Michael McCann of SI.com and Sports Law Blog has written an excellent article detailing the legal issues involved with the bounty system organized by former New Orleans Saints defensive coordinator Gregg Williams.
McCann explores both criminal and civil remedies for the actions of Williams and the Saints. Here is an excerpt of the article:
The bounty system implicates at least two types of criminal charges: battery and conspiracy. Battery, which under Louisiana law is punishable by up to six months in jail, refers to the intentional use of force upon another person without that person’s consent. Here, a Saints player who intentionally tried to injure another team’s player could have battered that player. In response, a Saints player might argue that offensive players assume the risk of serious injury on every play, especially since defensive players are rewarded for stopping the advancement of the ball. That rationale would be deeply flawed, however, because while offensive players assume the risk of injury on a tackle, they do not assume the tackle is intended to injure them. The Saints’ “pay for injury” model is clearly outside the boundaries of the game and an assumption of risk defense holds little weight. …
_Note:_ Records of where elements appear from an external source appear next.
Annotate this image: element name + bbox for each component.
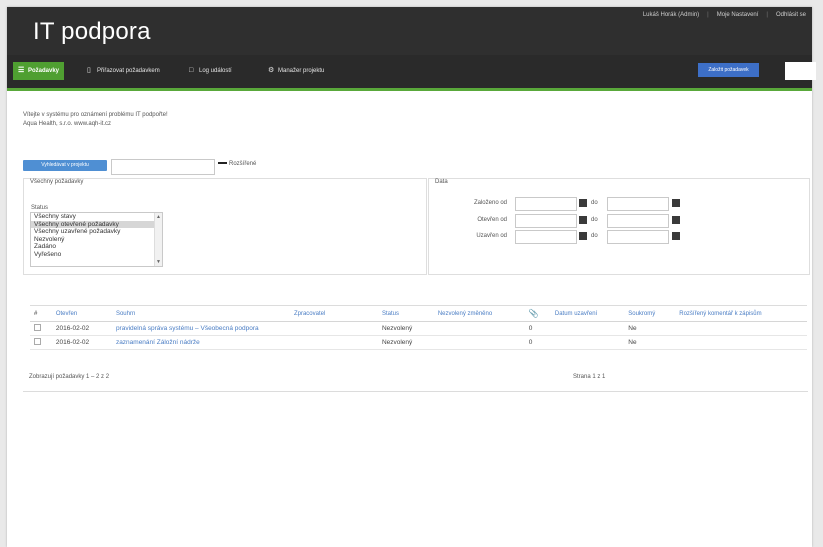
app-frame: IT podpora Lukáš Horák (Admin) | Moje Na… — [7, 7, 816, 547]
col-assignee[interactable]: Zpracovatel — [289, 305, 378, 322]
nav-tab-manazer[interactable]: ⚙ Manažer projektu — [263, 62, 329, 80]
date-label: Uzavřen od — [476, 233, 507, 239]
nav-tab-pozadavky[interactable]: ☰ Požadavky — [13, 62, 65, 80]
new-request-button[interactable]: Založit požadavek — [698, 63, 759, 77]
panel-title: Všechny požadavky — [30, 179, 84, 185]
row-checkbox[interactable] — [34, 324, 41, 331]
scroll-up-icon[interactable]: ▲ — [156, 214, 161, 220]
row-assignee — [289, 321, 378, 336]
row-count: 0 — [524, 335, 551, 350]
row-summary-cell: pravidelná správa systému – Všeobecná po… — [111, 321, 290, 336]
header: IT podpora Lukáš Horák (Admin) | Moje Na… — [7, 7, 812, 55]
row-checkbox-cell — [30, 321, 52, 336]
status-option[interactable]: Všechny otevřené požadavky — [31, 220, 162, 228]
listbox-scrollbar[interactable]: ▲ ▼ — [154, 213, 162, 266]
status-listbox[interactable]: Všechny stavy Všechny otevřené požadavky… — [30, 212, 163, 267]
settings-link[interactable]: Moje Nastavení — [717, 12, 759, 18]
main-navbar: ☰ Požadavky ▯ Přiřazovat požadavkem □ Log u… — [7, 55, 816, 91]
row-summary-link[interactable]: zaznamenání Záložní nádrže — [116, 339, 200, 346]
col-attachments[interactable]: 📎 — [524, 305, 551, 322]
table-row: 2016-02-02 zaznamenání Záložní nádrže Ne… — [30, 335, 807, 350]
dash-icon — [218, 162, 227, 165]
calendar-icon[interactable] — [579, 216, 587, 224]
status-option[interactable]: Vyřešeno — [31, 251, 162, 259]
row-checkbox[interactable] — [34, 338, 41, 345]
scroll-down-icon[interactable]: ▼ — [156, 259, 161, 265]
app-title: IT podpora — [33, 18, 151, 45]
col-comment[interactable]: Rozšířený komentář k zápisům — [675, 305, 807, 322]
row-checkbox-cell — [30, 335, 52, 350]
calendar-icon[interactable] — [672, 216, 680, 224]
date-from-input[interactable] — [515, 197, 577, 211]
status-option[interactable]: Všechny stavy — [31, 213, 162, 221]
col-closed-date[interactable]: Datum uzavření — [550, 305, 625, 322]
table-header-row: # Otevřen Souhrn Zpracovatel Status Nezv… — [30, 305, 807, 322]
calendar-icon[interactable] — [672, 199, 680, 207]
status-option[interactable]: Všechny uzavřené požadavky — [31, 228, 162, 236]
results-count: Zobrazují požadavky 1 – 2 z 2 — [29, 374, 110, 380]
nav-tab-log[interactable]: □ Log událostí — [184, 62, 237, 80]
gear-icon: ⚙ — [268, 67, 275, 74]
date-to-input[interactable] — [607, 197, 669, 211]
panel-title: Data — [435, 179, 448, 185]
page-indicator: Strana 1 z 1 — [573, 374, 606, 380]
date-from-input[interactable] — [515, 230, 577, 244]
col-id[interactable]: # — [30, 305, 52, 322]
calendar-icon[interactable] — [579, 199, 587, 207]
row-assignee — [289, 335, 378, 350]
row-date: 2016-02-02 — [51, 321, 112, 336]
date-to-input[interactable] — [607, 230, 669, 244]
col-private[interactable]: Soukromý — [624, 305, 676, 322]
project-search-input[interactable] — [111, 159, 215, 175]
col-changed[interactable]: Nezvolený změněno — [433, 305, 525, 322]
row-status: Nezvolený — [377, 335, 434, 350]
top-links: Lukáš Horák (Admin) | Moje Nastavení | O… — [642, 12, 806, 18]
table-row: 2016-02-02 pravidelná správa systému – V… — [30, 321, 807, 336]
attachment-icon: 📎 — [528, 309, 539, 318]
date-label: Otevřen od — [477, 217, 507, 223]
col-status[interactable]: Status — [377, 305, 434, 322]
expand-filter-link[interactable]: Rozšířené — [218, 161, 256, 167]
status-option[interactable]: Zadáno — [31, 243, 162, 251]
date-to-input[interactable] — [607, 214, 669, 228]
welcome-text: Vítejte v systému pro oznámení problému … — [23, 112, 168, 127]
col-summary[interactable]: Souhrn — [111, 305, 290, 322]
row-count: 0 — [524, 321, 551, 336]
row-private: Ne — [624, 335, 676, 350]
project-search-button[interactable]: Vyhledávat v projektu — [23, 160, 107, 171]
window-icon: □ — [189, 67, 194, 74]
date-label: Založeno od — [473, 200, 507, 206]
requests-table: # Otevřen Souhrn Zpracovatel Status Nezv… — [30, 305, 807, 350]
calendar-icon[interactable] — [579, 232, 587, 240]
row-status: Nezvolený — [377, 321, 434, 336]
row-summary-cell: zaznamenání Záložní nádrže — [111, 335, 290, 350]
status-label: Status — [31, 205, 49, 211]
row-summary-link[interactable]: pravidelná správa systému – Všeobecná po… — [116, 325, 259, 332]
logout-link[interactable]: Odhlásit se — [776, 12, 806, 18]
status-option[interactable]: Nezvolený — [31, 236, 162, 244]
row-date: 2016-02-02 — [51, 335, 112, 350]
document-icon: ▯ — [87, 67, 91, 74]
date-from-input[interactable] — [515, 214, 577, 228]
row-private: Ne — [624, 321, 676, 336]
list-icon: ☰ — [18, 67, 25, 74]
user-link[interactable]: Lukáš Horák (Admin) — [643, 12, 699, 18]
col-opened[interactable]: Otevřen — [51, 305, 112, 322]
divider — [23, 391, 808, 392]
calendar-icon[interactable] — [672, 232, 680, 240]
nav-search-input[interactable] — [785, 62, 816, 80]
nav-tab-prirazovat[interactable]: ▯ Přiřazovat požadavkem — [82, 62, 165, 80]
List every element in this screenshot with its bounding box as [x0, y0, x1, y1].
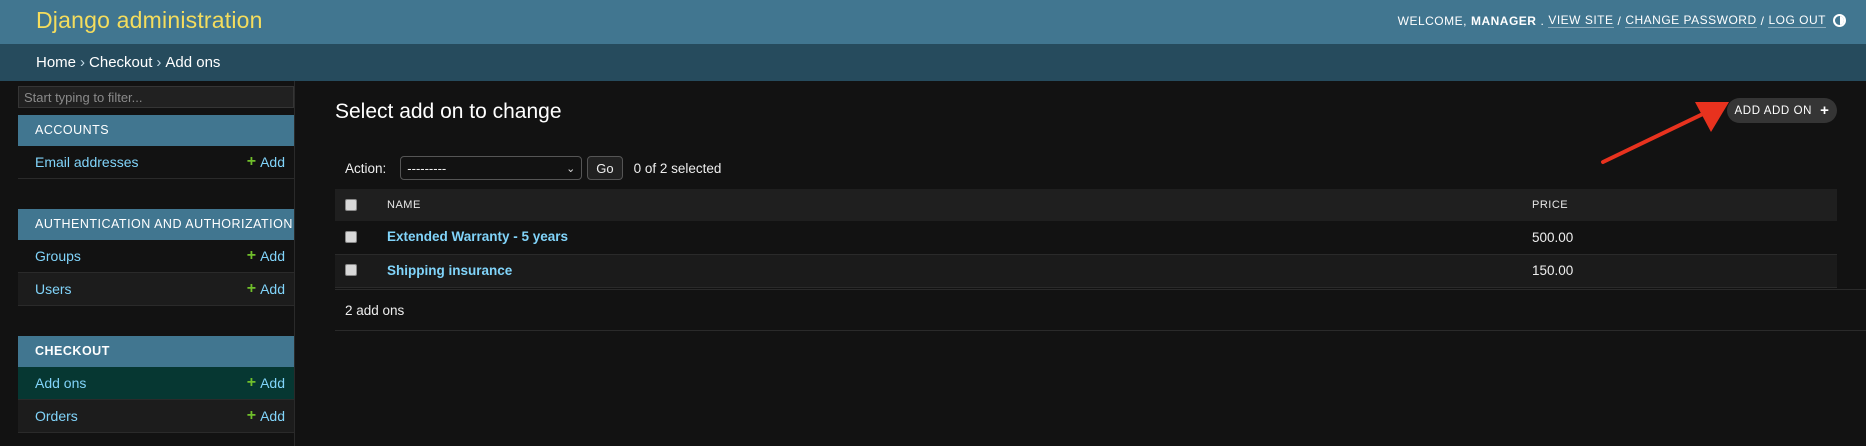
column-header-name[interactable]: NAME	[387, 189, 1532, 221]
plus-icon: +	[246, 374, 257, 391]
add-user-link[interactable]: + Add	[246, 280, 285, 298]
table-header-row: NAME PRICE	[335, 189, 1837, 221]
row-price: 500.00	[1532, 229, 1574, 245]
row-name-link[interactable]: Extended Warranty - 5 years	[387, 229, 568, 244]
sidebar-item-users: Users + Add	[18, 273, 294, 306]
site-branding[interactable]: Django administration	[36, 7, 263, 34]
breadcrumb-checkout[interactable]: Checkout	[89, 54, 152, 71]
result-table: NAME PRICE Extended Warranty - 5 years 5…	[335, 189, 1837, 288]
actions-bar: Action: --------- ⌄ Go 0 of 2 selected	[345, 156, 721, 180]
row-checkbox-cell	[335, 254, 387, 287]
select-all-checkbox[interactable]	[345, 199, 357, 212]
action-label: Action:	[345, 160, 387, 176]
theme-toggle-icon[interactable]	[1833, 14, 1846, 27]
add-label: Add	[260, 281, 285, 297]
plus-icon: +	[246, 247, 257, 264]
add-order-link[interactable]: + Add	[246, 407, 285, 425]
table-row: Shipping insurance 150.00	[335, 254, 1837, 287]
table-row: Extended Warranty - 5 years 500.00	[335, 221, 1837, 254]
add-label: Add	[260, 375, 285, 391]
module-caption-checkout[interactable]: CHECKOUT	[18, 336, 294, 367]
add-button-label: ADD ADD ON	[1734, 104, 1813, 117]
sidebar-item-add-ons: Add ons + Add	[18, 367, 294, 400]
breadcrumb-separator: ›	[156, 54, 162, 71]
plus-icon: +	[1820, 101, 1830, 119]
add-add-on-button[interactable]: ADD ADD ON +	[1727, 98, 1837, 123]
nav-filter-input[interactable]	[18, 86, 294, 108]
sidebar-item-email-addresses: Email addresses + Add	[18, 146, 294, 179]
breadcrumb-home[interactable]: Home	[36, 54, 76, 71]
plus-icon: +	[246, 153, 257, 170]
add-add-on-link[interactable]: + Add	[246, 374, 285, 392]
nav-sidebar: ACCOUNTS Email addresses +Add AUTHENTICA…	[18, 86, 294, 433]
view-site-link[interactable]: VIEW SITE	[1548, 13, 1614, 28]
action-select[interactable]: --------- ⌄	[400, 156, 583, 180]
breadcrumb-separator: ›	[80, 54, 86, 71]
column-header-price[interactable]: PRICE	[1532, 189, 1837, 221]
row-checkbox-cell	[335, 221, 387, 254]
sidebar-item-orders: Orders + Add	[18, 400, 294, 433]
add-label: Add	[260, 154, 285, 170]
add-label: Add	[260, 248, 285, 264]
header: Django administration WELCOME, MANAGER .…	[0, 0, 1866, 44]
module-checkout: CHECKOUT Add ons + Add Orders + Add	[18, 336, 294, 433]
selection-counter: 0 of 2 selected	[633, 160, 722, 176]
add-email-address-link[interactable]: + Add	[246, 153, 285, 171]
welcome-text: WELCOME,	[1397, 13, 1467, 28]
separator: /	[1617, 13, 1622, 28]
paginator: 2 add ons	[335, 289, 1866, 331]
row-name-link[interactable]: Shipping insurance	[387, 263, 512, 278]
select-all-cell	[335, 189, 387, 221]
breadcrumb-current: Add ons	[165, 54, 221, 71]
chevron-down-icon: ⌄	[566, 162, 576, 175]
sidebar-item-label[interactable]: Orders	[35, 408, 78, 424]
sidebar-divider	[294, 81, 295, 446]
module-caption-auth[interactable]: AUTHENTICATION AND AUTHORIZATION	[18, 209, 294, 240]
username: MANAGER	[1470, 13, 1537, 28]
add-group-link[interactable]: + Add	[246, 247, 285, 265]
row-checkbox[interactable]	[345, 231, 357, 244]
sidebar-item-label[interactable]: Email addresses	[35, 154, 139, 170]
plus-icon: +	[246, 407, 257, 424]
add-label: Add	[260, 408, 285, 424]
row-price: 150.00	[1532, 263, 1574, 278]
page-title: Select add on to change	[335, 100, 562, 123]
breadcrumb: Home › Checkout › Add ons	[0, 44, 1866, 81]
row-checkbox[interactable]	[345, 264, 357, 277]
sidebar-item-label[interactable]: Users	[35, 281, 72, 297]
sidebar-item-label[interactable]: Groups	[35, 248, 81, 264]
module-caption-accounts[interactable]: ACCOUNTS	[18, 115, 294, 146]
user-tools: WELCOME, MANAGER . VIEW SITE / CHANGE PA…	[1397, 13, 1826, 28]
log-out-link[interactable]: LOG OUT	[1768, 13, 1826, 28]
module-auth: AUTHENTICATION AND AUTHORIZATION Groups …	[18, 209, 294, 306]
module-accounts: ACCOUNTS Email addresses + Add	[18, 115, 294, 179]
sidebar-item-groups: Groups + Add	[18, 240, 294, 273]
action-select-value: ---------	[407, 160, 447, 176]
plus-icon: +	[246, 280, 257, 297]
go-button[interactable]: Go	[587, 156, 623, 180]
annotation-arrow-icon	[1601, 102, 1729, 164]
change-password-link[interactable]: CHANGE PASSWORD	[1625, 13, 1757, 28]
separator: /	[1760, 13, 1765, 28]
sidebar-item-label[interactable]: Add ons	[35, 375, 86, 391]
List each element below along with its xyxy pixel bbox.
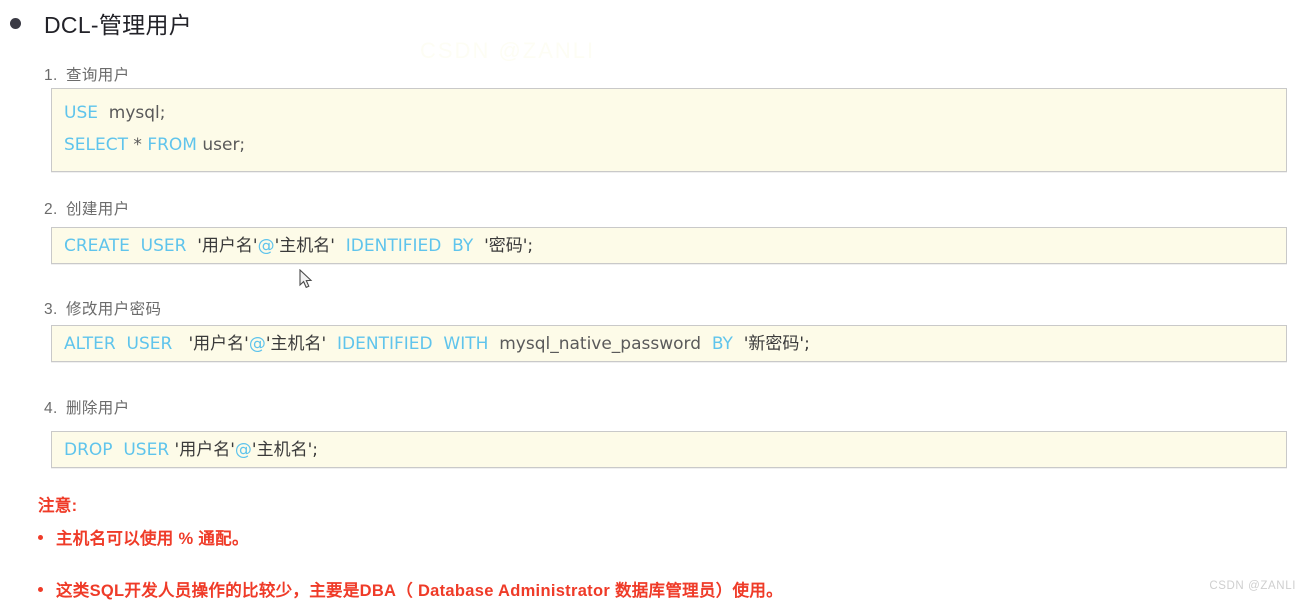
step-number-1: 1. <box>44 67 58 84</box>
code-line: ALTER USER '用户名'@'主机名' IDENTIFIED WITH m… <box>64 328 1286 360</box>
code-token: @ <box>257 236 275 256</box>
code-token: * <box>128 135 148 155</box>
background-watermark: CSDN @ZANLI <box>420 38 596 63</box>
code-token: '用户名' <box>172 334 249 354</box>
code-block-alter-password[interactable]: ALTER USER '用户名'@'主机名' IDENTIFIED WITH m… <box>51 325 1287 362</box>
step-label-3: 3. 修改用户密码 <box>44 297 161 319</box>
code-token: '主机名' <box>274 236 346 256</box>
code-token: DROP USER <box>64 440 170 460</box>
step-title-4: 删除用户 <box>66 400 130 417</box>
code-token: user; <box>196 135 246 155</box>
notes-title: 注意: <box>38 497 78 515</box>
code-token: '密码'; <box>473 236 534 256</box>
note-item: 主机名可以使用 % 通配。 <box>38 525 249 549</box>
note-bullet-icon <box>38 587 43 592</box>
code-token: mysql; <box>97 103 166 123</box>
code-token: '用户名' <box>169 440 235 460</box>
code-token: BY <box>711 334 733 354</box>
csdn-watermark: CSDN @ZANLI <box>1209 580 1296 592</box>
code-token: '用户名' <box>186 236 258 256</box>
code-token: '主机名' <box>265 334 338 354</box>
code-line: CREATE USER '用户名'@'主机名' IDENTIFIED BY '密… <box>64 230 1286 262</box>
code-line: USE mysql; <box>64 97 1286 129</box>
code-token: @ <box>248 334 266 354</box>
code-token: '新密码'; <box>732 334 810 354</box>
notes-section: 注意: 主机名可以使用 % 通配。 这类SQL开发人员操作的比较少，主要是DBA… <box>38 492 783 600</box>
mouse-pointer-icon <box>299 269 313 289</box>
code-line: SELECT * FROM user; <box>64 129 1286 161</box>
code-block-drop-user[interactable]: DROP USER '用户名'@'主机名'; <box>51 431 1287 468</box>
step-number-2: 2. <box>44 201 58 218</box>
code-block-query-user[interactable]: USE mysql; SELECT * FROM user; <box>51 88 1287 172</box>
step-label-2: 2. 创建用户 <box>44 197 130 219</box>
page-title: DCL-管理用户 <box>44 12 193 38</box>
note-text: 主机名可以使用 % 通配。 <box>56 530 249 548</box>
note-bullet-icon <box>38 535 43 540</box>
code-token: USE <box>64 103 98 123</box>
code-token: ALTER USER <box>64 334 173 354</box>
code-block-create-user[interactable]: CREATE USER '用户名'@'主机名' IDENTIFIED BY '密… <box>51 227 1287 264</box>
code-token: SELECT <box>64 135 128 155</box>
note-item: 这类SQL开发人员操作的比较少，主要是DBA（ Database Adminis… <box>38 577 783 601</box>
note-text: 这类SQL开发人员操作的比较少，主要是DBA（ Database Adminis… <box>56 582 783 600</box>
step-label-1: 1. 查询用户 <box>44 63 130 85</box>
code-token: FROM <box>147 135 197 155</box>
code-line: DROP USER '用户名'@'主机名'; <box>64 434 1286 466</box>
code-token: IDENTIFIED WITH <box>337 334 489 354</box>
step-number-3: 3. <box>44 301 58 318</box>
step-label-4: 4. 删除用户 <box>44 396 130 418</box>
step-title-2: 创建用户 <box>66 201 130 218</box>
code-token: '主机名'; <box>251 440 318 460</box>
step-title-3: 修改用户密码 <box>66 301 162 318</box>
slide-title-row: DCL-管理用户 <box>0 6 192 40</box>
step-title-1: 查询用户 <box>66 67 130 84</box>
code-token: CREATE USER <box>64 236 187 256</box>
bullet-circle-icon <box>10 17 21 29</box>
code-token: mysql_native_password <box>488 334 712 354</box>
code-token: @ <box>234 440 252 460</box>
step-number-4: 4. <box>44 400 58 417</box>
code-token: IDENTIFIED BY <box>345 236 474 256</box>
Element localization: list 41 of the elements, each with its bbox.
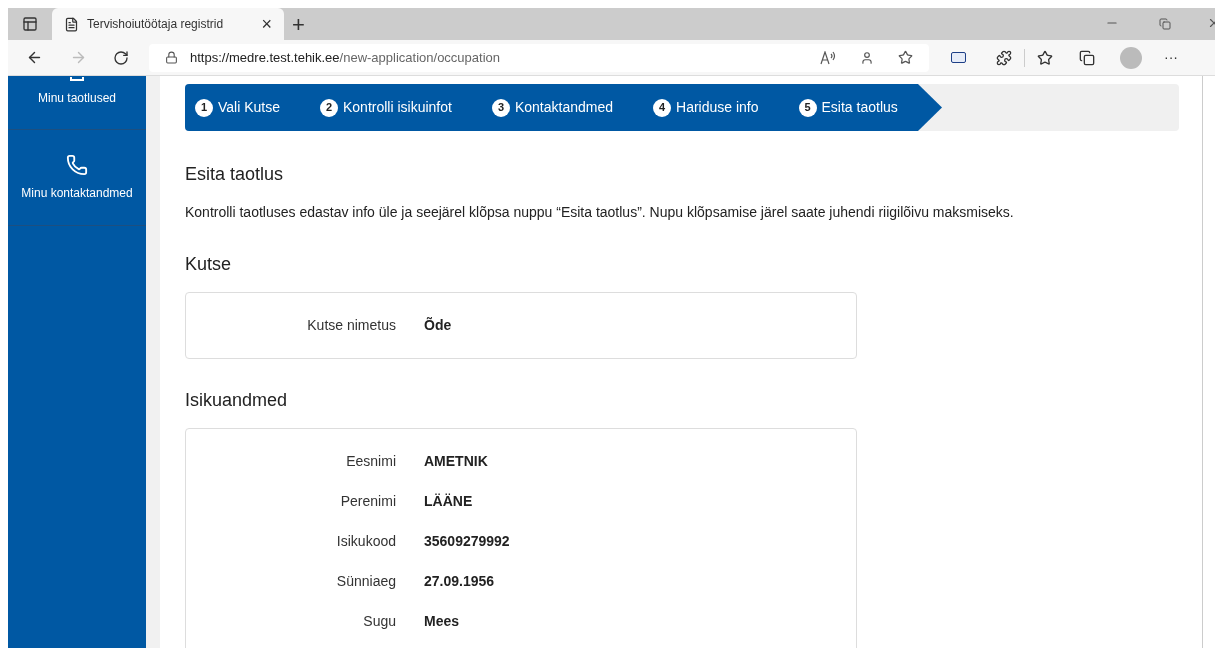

Early indications late Friday afternoon were that the sanctions against the Saints and their former defensive coordinator who the league said administered the bounties, Gregg Williams, will be severe. The league said the penalties could include suspensions, fines and loss of draft choices — the latter of which could be particularly damaging to the Saints, who do not own a first-round pick this year. Their first choice will be late in the second round, the 59th overall … unless Goodell takes the pick away.